Last month took place the PROFES 2014 conference, focused on “software engineering techniques, methods, and technologies for product-focused software development and process improvement as well as their practical application in an industrial setting”. The conference consisted of tutorials, a doctoral consortium, and academic presentations. The online conference program now includes slides for all the presentations.
Anu Raninen directed the LAPPI tutorial, which introduced the “Light-weight Technique to Practical Process Modelling and Improvement Target Identification” to the participants. The LAPPI technique aims to provide a gentle introduction for software companies to work on software process improvements. As seen in Raninen’s PhD, the technique consists of 13 steps that include two modelling sessions. In those sessions, the “leading team”, which may be an outside organization, gets the “customer organization” to get a software process overview and improvement suggestions. The process overview includes “the process model and diagrams/tables describing the process phases and participating roles”. The LAPPI technique claims to be simple and flexible. And its main advantage is the participatory approach: employees feel part of the improvement process and better solutions are generated.
“Measurement in Software Startups” is a PhD plan by Sohaib Shahid Bajwa of Bolzano University. He is aware of the lack of software engineering around startups and he is focusing on collecting data around the measurements used by them. In his preliminary findings, he has collected data from 3 startups to find that no data is collected from the software development process. Collected data is the one regarding the application usage, and no formal decision making process is in place. Interestingly, they do not have any specific methodology to develop the software.
Anna-Liisa Mattila from Tampere University of Technology will study in her PhD the use of visualizations for software metrics and data. Visualization is a powerful tool to use as it helps identifiying salient problems and, at the same time, the overall status of the measured project. From the UQASAR perspective, Anna-Liisa’s idea of using visualizations, which have yet to be designed, to help choosing project metrics is very attractive. Visualizations could be automatically created from the existing data sources of the software project (e.g., repositories, bug-tracker, etc.)
The academic papers are only avaliable through Springer, but we will make a short summary of the papers we found more interesting.
A theme going through the conference was Goal-oriented Quantitative Management and Strategies, or GQM+Strategies.

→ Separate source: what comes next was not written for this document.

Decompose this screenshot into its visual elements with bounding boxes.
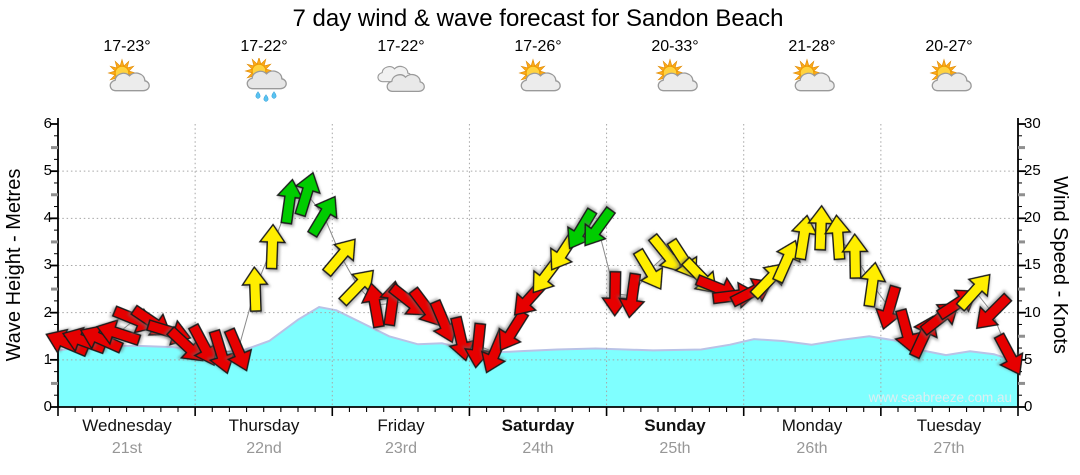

Takanobu Kobori and others presented a paper titled “Identifying rationales of strategies by stakeholder relationship analysis to refine and maintain GQM+Strategies models“. GQM+Strategies use quantitative data to establish and evaluate management strategies and plans. The paper reflects on how business goals need to be aligned with IT requirements. Most of the top companies are usually software companies, even banks, that they develop and use to carry out a business. Thus, the need to ensure the processes and quality so that it matches the business side of the company is certainly a priority for big and small companies.

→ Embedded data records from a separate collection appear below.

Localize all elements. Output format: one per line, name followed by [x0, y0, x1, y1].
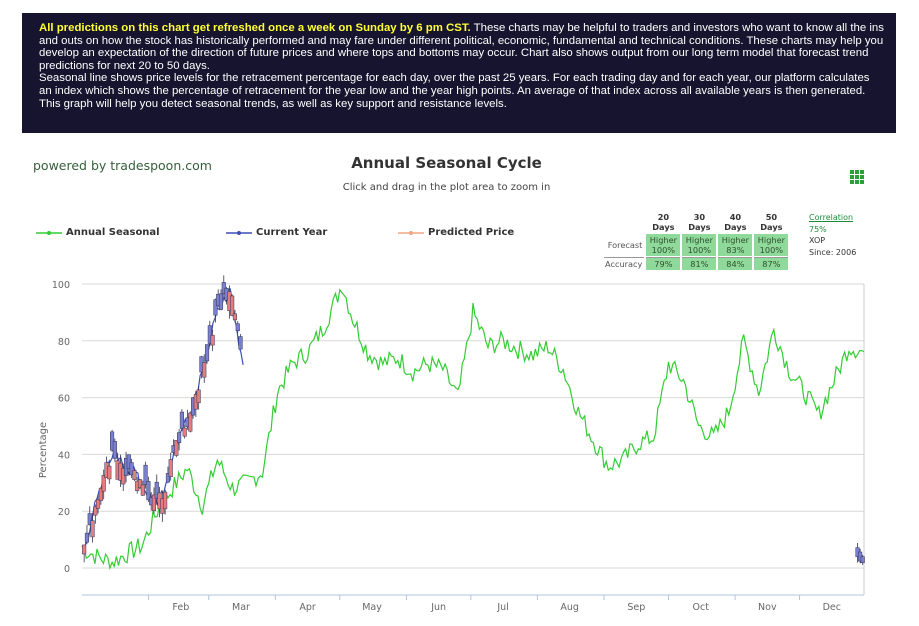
- header-20-days: 20 Days: [652, 212, 675, 232]
- forecast-row-label: Forecast: [607, 240, 643, 250]
- y-tick-label: 0: [64, 564, 70, 575]
- accuracy-cell-20: 79%: [646, 257, 681, 270]
- candle[interactable]: [126, 454, 131, 476]
- candle[interactable]: [93, 504, 98, 524]
- banner-paragraph-1-text: These charts may be helpful to traders a…: [39, 22, 884, 72]
- correlation-value: 75%: [809, 224, 827, 234]
- candle[interactable]: [129, 458, 134, 479]
- x-tick-label-feb: Feb: [172, 602, 189, 613]
- legend-item-predicted-price[interactable]: Predicted Price: [398, 227, 514, 238]
- candle[interactable]: [204, 344, 210, 364]
- candle[interactable]: [112, 438, 117, 462]
- candle[interactable]: [110, 429, 115, 452]
- candle[interactable]: [179, 409, 184, 432]
- legend-item-current-year[interactable]: Current Year: [226, 227, 327, 238]
- correlation-box: Correlation 75% XOP Since: 2006: [809, 212, 856, 258]
- candle[interactable]: [213, 298, 218, 323]
- candle[interactable]: [140, 480, 145, 496]
- candle[interactable]: [210, 329, 215, 352]
- candle[interactable]: [202, 354, 207, 383]
- candle[interactable]: [168, 452, 173, 481]
- chart-subtitle: Click and drag in the plot area to zoom …: [342, 182, 551, 193]
- candle[interactable]: [165, 466, 170, 484]
- x-tick-label-sep: Sep: [627, 602, 645, 613]
- y-axis-label: Percentage: [38, 422, 49, 478]
- candle[interactable]: [107, 459, 112, 484]
- chart-menu-icon[interactable]: [850, 170, 864, 184]
- x-tick-label-aug: Aug: [560, 602, 579, 613]
- series-line-annual-seasonal[interactable]: [81, 288, 865, 571]
- x-tick-label-mar: Mar: [232, 602, 250, 613]
- banner-paragraph-2: Seasonal line shows price levels for the…: [39, 72, 870, 110]
- banner-headline: All predictions on this chart get refres…: [39, 22, 471, 34]
- candle[interactable]: [238, 334, 243, 350]
- y-tick-label: 20: [58, 507, 70, 518]
- accuracy-row-label: Accuracy: [604, 257, 645, 269]
- candle[interactable]: [84, 525, 89, 545]
- candle[interactable]: [163, 489, 168, 515]
- candle[interactable]: [90, 513, 95, 543]
- y-tick-label: 40: [58, 450, 70, 461]
- legend-symbol-seasonal: [36, 230, 62, 235]
- correlation-since: Since: 2006: [809, 247, 857, 257]
- seasonal-chart[interactable]: 0 20 40 60 80 100 Feb Mar Apr May Jun Jul Aug Sep Oct N…: [0, 270, 919, 626]
- candle[interactable]: [132, 468, 137, 482]
- info-banner: All predictions on this chart get refres…: [22, 13, 896, 133]
- header-50-days: 50 Days: [760, 212, 783, 232]
- chart-title: Annual Seasonal Cycle: [351, 154, 542, 172]
- candle[interactable]: [87, 506, 92, 526]
- candle[interactable]: [230, 294, 235, 317]
- candle[interactable]: [218, 289, 224, 311]
- forecast-cell-40: Higher 83%: [718, 234, 753, 256]
- x-tick-label-oct: Oct: [693, 602, 710, 613]
- legend-symbol-predicted: [398, 230, 424, 235]
- forecast-cell-30: Higher 100%: [682, 234, 717, 256]
- header-30-days: 30 Days: [688, 212, 711, 232]
- candle[interactable]: [177, 428, 182, 451]
- candle[interactable]: [82, 544, 87, 563]
- forecast-cell-50: Higher 100%: [754, 234, 789, 256]
- candle[interactable]: [232, 309, 238, 323]
- candle[interactable]: [235, 321, 240, 334]
- y-tick-label: 60: [58, 394, 70, 405]
- legend-label-predicted-price: Predicted Price: [428, 227, 515, 238]
- candle[interactable]: [207, 320, 212, 347]
- legend-item-annual-seasonal[interactable]: Annual Seasonal: [36, 227, 160, 238]
- correlation-link[interactable]: Correlation: [809, 213, 854, 222]
- forecast-cell-20: Higher 100%: [646, 234, 681, 256]
- x-tick-label-jun: Jun: [430, 602, 446, 613]
- candle[interactable]: [151, 487, 157, 514]
- candle[interactable]: [188, 411, 193, 433]
- x-tick-label-may: May: [362, 602, 382, 613]
- legend-symbol-current: [226, 230, 252, 235]
- candle[interactable]: [174, 440, 179, 458]
- candle[interactable]: [101, 469, 106, 500]
- candle[interactable]: [143, 461, 148, 489]
- legend-label-current-year: Current Year: [256, 227, 328, 238]
- candle[interactable]: [860, 554, 865, 566]
- legend-label-annual-seasonal: Annual Seasonal: [66, 227, 160, 238]
- y-tick-label: 100: [52, 280, 70, 291]
- candle[interactable]: [146, 476, 151, 503]
- accuracy-cell-30: 81%: [682, 257, 717, 270]
- x-tick-label-jul: Jul: [496, 602, 508, 613]
- candle[interactable]: [137, 479, 143, 490]
- x-tick-label-apr: Apr: [299, 602, 316, 613]
- candle[interactable]: [121, 463, 126, 492]
- candle[interactable]: [196, 386, 201, 410]
- accuracy-cell-50: 87%: [754, 257, 789, 270]
- y-tick-label: 80: [58, 337, 70, 348]
- candle[interactable]: [154, 474, 159, 505]
- forecast-table: 20 Days 30 Days 40 Days 50 Days Forecast…: [602, 210, 790, 271]
- correlation-ticker: XOP: [809, 236, 826, 246]
- banner-paragraph-1: All predictions on this chart get refres…: [39, 22, 884, 72]
- accuracy-cell-40: 84%: [718, 257, 753, 270]
- candle[interactable]: [98, 487, 103, 505]
- powered-by-link[interactable]: powered by tradespoon.com: [33, 158, 212, 173]
- x-tick-label-nov: Nov: [758, 602, 777, 613]
- candle[interactable]: [182, 424, 187, 439]
- candle[interactable]: [96, 494, 101, 514]
- x-tick-label-dec: Dec: [823, 602, 841, 613]
- header-40-days: 40 Days: [724, 212, 747, 232]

Mushtaq Raza and João Pascoal Faria took the big data approach in their paper “A Benchmark-based Approach for Ranking Root Causes of Performance Problems in Software Development“.
They carried out a deep analysis of 30,000 finished projects to find out the causes where organizations or individuals introduce issues in software. The issues they considered were those that can delay the software release or reduce the quality of the software. They came out with 21 Performance indicators in three main categories 1) accuracy of estimations, 2) quality of the software, and 3) productivity of the team. Given that the accuracy of the model compared to a humen, the main benefit of this model is that it can replace intensive manual checking of the causes in big software projects.
Torgeir Dingsøyr and others (including Juha Itkonen, also part of the UQASAR FP7 project) delved into a hot topic as Agile and SQA are still finding their common metrics. The authors try to answer a seemingly simple question: “What is Large in Large-Scale? A Taxonomy of Scale for Agile Software Development”. Their theoretical discussion arrives to a simple categorization. Projects can be either small-scale, large-scale and very large scale. The criteria used is the number of Scrum teams involved in the project; 1, 2-9,10+, respectively. They propose the use of Scrum of Scrums to coordinate the large-scale categories.
Finally, in this world of open and closed ecosystems, Danielle Pichlis and her co-authors presented “The Challenges of Joint Solution Planning: Three Software Ecosystem Cases“. For the author, a Software Ecosystem (think Facebook and its apps) “include the use of a common technology; collaboration with the keystone player (who is primarily responsible for the common technology), third party developers and users; and shared value proposition”. From the three cases presented, the understanding is that the technology requierd for ecosystems is already in place and face no real challenges. However, the big challenge is the value proposition that they key stakeholder sees in promoting a new partner in their ecosystem, and how the users will be affected.